Suggesties voor hardware-installatie
Controleer het apparaat
•
Controleer of alle kleefband en materiaal aan de buiten- en binnenkant van het
apparaat zijn verwijderd.
•
Zorg dat er papier in het apparaat is geladen.
•
Controleer of er buiten het statuslampje Klaar, dat zou moeten branden, geen
andere lichtjes branden of flikkeren. Als het waarschuwingslampje flikkert,
controleert u of er een bericht verschijnt op het bedieningspaneel van het apparaat.
Hoofdstuk 8
168
Onderhoud en problemen oplossen
Controleer de hardwareverbindingen
•
Controleer of alle gebruikte snoeren en kabels in goede staat verkeren.
•
Controleer of het netsnoer stevig met het apparaat en met een werkend
stopcontact is verbonden.
•
Zorg ervoor dat het telefoonsnoer is verbonden met de 1-LINE-poort.
Controleer de inktpatronen
•
Na installatie van een nieuwe inktpatroon lijnt het apparaat de inktpatronen
automatisch uit. Als het uitlijnen mislukt, controleert u of de patronen correct zijn
geïnstalleerd. Start dan de procedure voor uitlijning van de inktpatronen. Zie
Inktpatronen uitlijnen
voor meer informatie.
•
Controleer of alle kleppen en deksels goed gesloten zijn.
Controleer het computersysteem
•
Zorg ervoor dat de computer op een ondersteund besturingssysteem werkt.
•
Controleer of de computer minstens voldoet aan de minimale systeemvereisten.
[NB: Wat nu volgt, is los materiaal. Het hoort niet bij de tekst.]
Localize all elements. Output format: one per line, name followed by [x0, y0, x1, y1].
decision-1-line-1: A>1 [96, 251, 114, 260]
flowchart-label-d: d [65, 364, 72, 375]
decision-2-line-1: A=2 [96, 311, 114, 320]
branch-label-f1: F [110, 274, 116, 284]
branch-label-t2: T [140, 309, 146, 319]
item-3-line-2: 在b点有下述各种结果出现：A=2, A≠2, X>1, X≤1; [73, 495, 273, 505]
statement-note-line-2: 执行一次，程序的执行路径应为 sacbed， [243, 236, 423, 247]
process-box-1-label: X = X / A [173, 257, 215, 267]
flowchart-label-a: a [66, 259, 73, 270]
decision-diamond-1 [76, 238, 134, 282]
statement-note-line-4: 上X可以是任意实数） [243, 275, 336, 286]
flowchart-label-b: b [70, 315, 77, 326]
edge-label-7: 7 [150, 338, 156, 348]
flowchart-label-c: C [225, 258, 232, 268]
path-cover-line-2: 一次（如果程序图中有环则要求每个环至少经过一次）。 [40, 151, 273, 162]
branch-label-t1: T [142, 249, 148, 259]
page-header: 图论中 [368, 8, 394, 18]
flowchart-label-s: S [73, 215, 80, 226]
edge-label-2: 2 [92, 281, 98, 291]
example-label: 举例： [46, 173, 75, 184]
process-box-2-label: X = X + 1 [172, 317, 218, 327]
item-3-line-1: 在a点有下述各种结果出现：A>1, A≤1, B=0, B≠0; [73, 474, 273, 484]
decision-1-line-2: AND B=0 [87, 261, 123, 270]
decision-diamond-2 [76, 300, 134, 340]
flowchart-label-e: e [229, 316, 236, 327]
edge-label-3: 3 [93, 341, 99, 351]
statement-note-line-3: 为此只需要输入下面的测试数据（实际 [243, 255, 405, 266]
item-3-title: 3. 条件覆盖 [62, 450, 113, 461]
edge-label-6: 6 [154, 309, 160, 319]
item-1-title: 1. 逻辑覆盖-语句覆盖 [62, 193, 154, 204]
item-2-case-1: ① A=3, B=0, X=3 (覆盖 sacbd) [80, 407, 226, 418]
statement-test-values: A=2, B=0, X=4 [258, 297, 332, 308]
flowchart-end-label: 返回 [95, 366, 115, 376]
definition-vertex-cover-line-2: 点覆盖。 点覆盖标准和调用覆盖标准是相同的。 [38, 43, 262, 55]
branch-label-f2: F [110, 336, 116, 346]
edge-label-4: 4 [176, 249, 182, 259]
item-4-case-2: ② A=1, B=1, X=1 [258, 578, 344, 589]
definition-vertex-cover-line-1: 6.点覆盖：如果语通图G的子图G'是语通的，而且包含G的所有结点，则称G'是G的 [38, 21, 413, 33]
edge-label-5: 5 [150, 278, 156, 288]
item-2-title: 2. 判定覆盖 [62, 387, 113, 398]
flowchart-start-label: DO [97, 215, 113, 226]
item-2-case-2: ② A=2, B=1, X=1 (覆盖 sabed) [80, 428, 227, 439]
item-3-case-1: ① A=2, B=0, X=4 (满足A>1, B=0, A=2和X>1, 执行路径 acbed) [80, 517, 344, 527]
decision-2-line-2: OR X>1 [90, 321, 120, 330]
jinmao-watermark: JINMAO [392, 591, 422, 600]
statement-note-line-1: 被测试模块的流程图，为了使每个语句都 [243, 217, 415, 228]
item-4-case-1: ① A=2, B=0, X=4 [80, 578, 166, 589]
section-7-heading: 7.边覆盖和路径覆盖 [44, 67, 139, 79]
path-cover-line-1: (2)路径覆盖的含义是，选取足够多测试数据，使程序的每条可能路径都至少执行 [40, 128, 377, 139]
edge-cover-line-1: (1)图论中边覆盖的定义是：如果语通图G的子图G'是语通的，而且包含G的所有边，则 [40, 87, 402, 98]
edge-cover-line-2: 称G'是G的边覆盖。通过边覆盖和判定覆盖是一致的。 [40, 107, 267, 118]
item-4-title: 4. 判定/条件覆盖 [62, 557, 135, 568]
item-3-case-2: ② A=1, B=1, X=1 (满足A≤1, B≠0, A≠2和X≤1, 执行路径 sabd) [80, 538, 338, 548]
Controleer het apparaat op het volgende
•
Het Aan/uit-lampje brandt zonder te knipperen. Wanneer het apparaat voor het
eerst wordt ingeschakeld, duurt het opwarmen ongeveer 45 seconden.
•
Het apparaat staat in de status Klaar en er branden of flikkeren geen andere
lichtjes op het bedieningspaneel van het apparaat. Als er lichtjes branden of
flikkeren, lees dan het bericht op het bedieningspaneel van het apparaat.
•
Controleer of het netsnoer en andere kabels functioneren en goed op het apparaat
zijn aangesloten.
•
Alle verpakkingstape en -materialen moeten van het apparaat zijn verwijderd.
•
De duplexeenheid moet stevig op zijn plaats zitten.
•
Afdrukmateriaal moet goed in de lade zijn geplaatst en niet in het apparaat zijn
vastgelopen.
•
Alle vergrendelingen en kleppen zijn gesloten.